NSTGRO Awarded -- Enabling Long-term Robot Autonomy through Adaptable Fault Resilience
I’m excited to share that my NSTGRO proposal titled Enabling Long-term Robot Autonomy through Adaptable Fault Resilience has been funded! My research will encompass the follwing:
When robots are sent to the surface of Mars or space stations like the ISS or Gateway, they will need to act autonomously for long durations of time and be exposed to challenging environments. In these conditions, robots have a high likelihood of experiencing some form of system failure. Presently, most robotic missions require engineers to develop pre-designed failure responses, significantly increasing the preparation time and decreasing the robot’s ability to continue operating if it fails in an unforeseen way.

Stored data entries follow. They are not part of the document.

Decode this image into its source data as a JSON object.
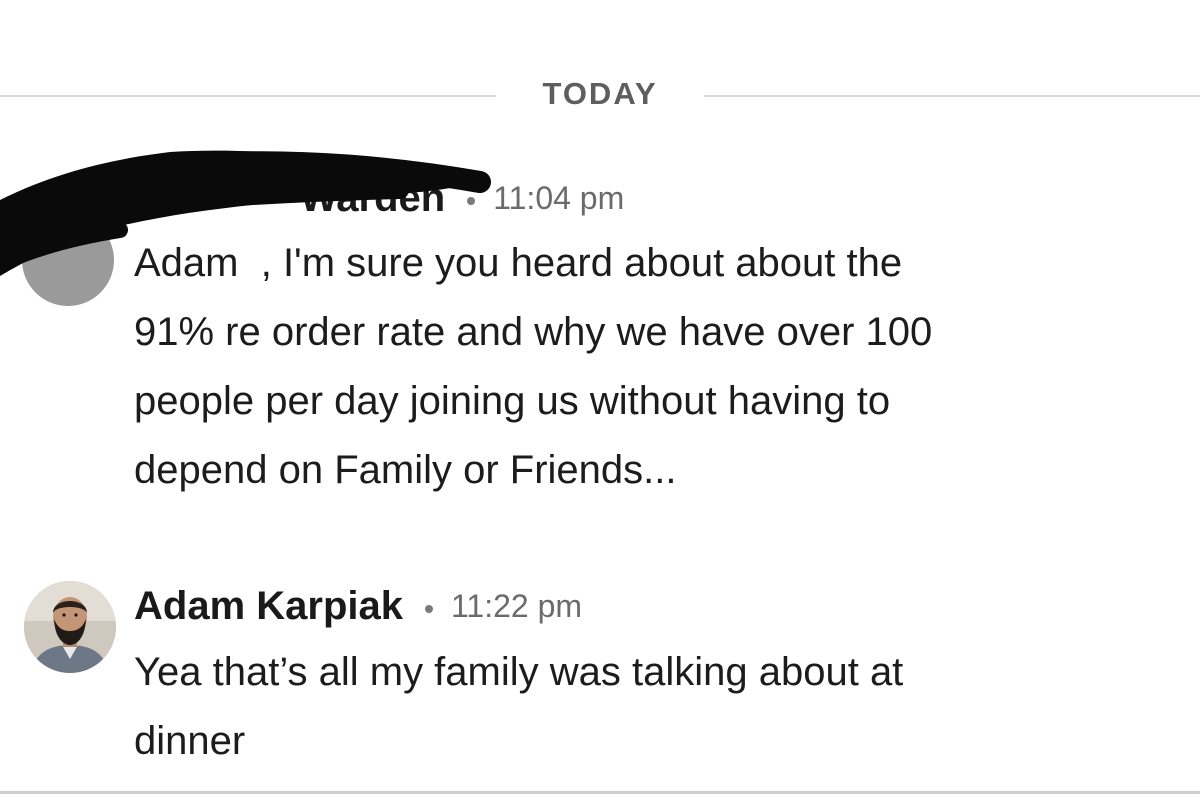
{
  "divider": {
    "label": "TODAY"
  },
  "messages": [
    {
      "sender": "",
      "time": "11:04 pm",
      "lines": [
        "Adam  , I'm sure you heard about about the",
        "91% re order rate and why we have over 100",
        "people per day joining us without having to",
        "depend on Family or Friends..."
      ]
    },
    {
      "sender": "Adam Karpiak",
      "time": "11:22 pm",
      "lines": [
        "Yea that’s all my family was talking about at",
        "dinner"
      ]
    }
  ],
  "colors": {
    "divider_line": "#d7d7d7",
    "divider_label": "#5e5e5e",
    "timestamp": "#6b6b6b",
    "redaction": "#0a0a0a"
  },
  "icons": {
    "separator": "bullet-dot-icon",
    "avatar": "user-avatar-photo"
  }
}
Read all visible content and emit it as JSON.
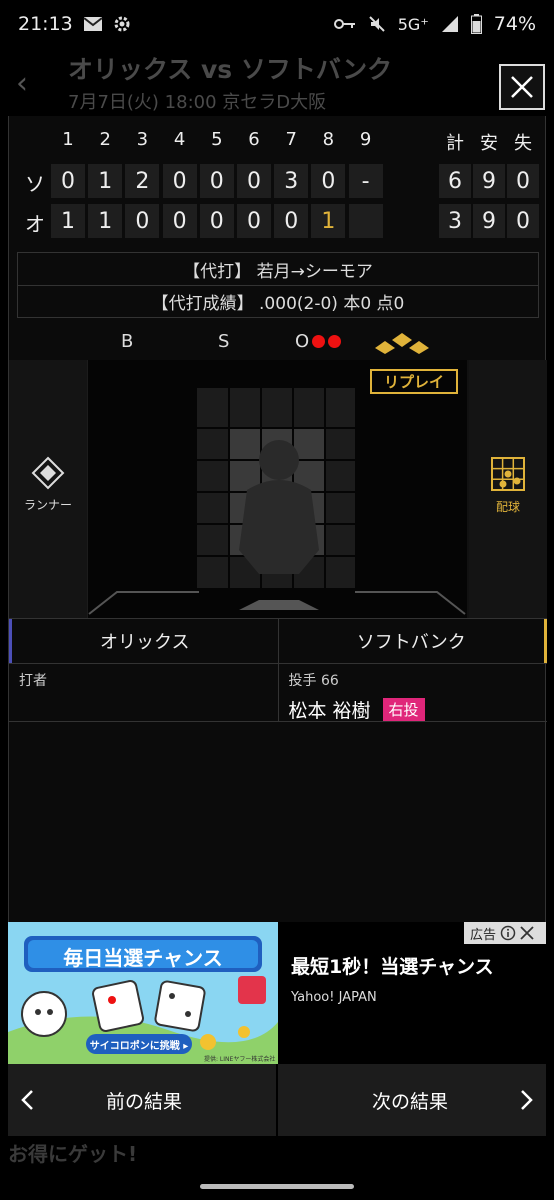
{
  "status_bar": {
    "time": "21:13",
    "network": "5G⁺",
    "battery": "74%"
  },
  "background_page": {
    "title": "オリックス vs ソフトバンク",
    "subtitle": "7月7日(火) 18:00 京セラD大阪",
    "promo_text": "お得にゲット!"
  },
  "scoreboard": {
    "innings": [
      "1",
      "2",
      "3",
      "4",
      "5",
      "6",
      "7",
      "8",
      "9"
    ],
    "total_headers": [
      "計",
      "安",
      "失"
    ],
    "teams": [
      {
        "mark": "ソ",
        "scores": [
          "0",
          "1",
          "2",
          "0",
          "0",
          "0",
          "3",
          "0",
          "-"
        ],
        "totals": [
          "6",
          "9",
          "0"
        ]
      },
      {
        "mark": "オ",
        "scores": [
          "1",
          "1",
          "0",
          "0",
          "0",
          "0",
          "0",
          "1",
          ""
        ],
        "totals": [
          "3",
          "9",
          "0"
        ]
      }
    ]
  },
  "pinch": {
    "line1": "【代打】 若月→シーモア",
    "line2": "【代打成績】 .000(2-0) 本0 点0"
  },
  "count": {
    "balls_label": "B",
    "strikes_label": "S",
    "outs_label": "O",
    "outs": 2
  },
  "field": {
    "replay_label": "リプレイ",
    "runner_label": "ランナー",
    "pitch_label": "配球"
  },
  "teams": {
    "home": "オリックス",
    "away": "ソフトバンク"
  },
  "players": {
    "batter_label": "打者",
    "pitcher_label": "投手 66",
    "pitcher_name": "松本 裕樹",
    "pitcher_hand": "右投"
  },
  "ad": {
    "image_title": "毎日当選チャンス",
    "image_button": "サイコロポンに挑戦 ▸",
    "image_credit": "提供: LINEヤフー株式会社",
    "headline": "最短1秒！当選チャンス",
    "source": "Yahoo! JAPAN",
    "label": "広告"
  },
  "nav": {
    "prev": "前の結果",
    "next": "次の結果"
  },
  "colors": {
    "accent_gold": "#e0b33a",
    "out_red": "#e11111",
    "pitcher_hand_pink": "#e0267a",
    "home_blue": "#4c4fb8"
  }
}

This current approach does not offer the scalability needed for large-scale robot deployments to happen--deployments that NASA will need to pave the way for humans to go back to the Moon and eventually Mars. To enable mass robotic systems to accompany and lead long-term space missions, my research will develop a unified system that utilizes redundant actuation to creatively adapt a robot’s actions in realtime in the event of one or multiple faults. Autonomous robots using this system will have greater flexibility than with classic control loops alone. This will increase the time between catastrophic failures, decrease the cost of robot deployment, and improve mission longevity.
I look forward to collaborating with NASA on this project for the next four years and am excited to see where this project leads in my life.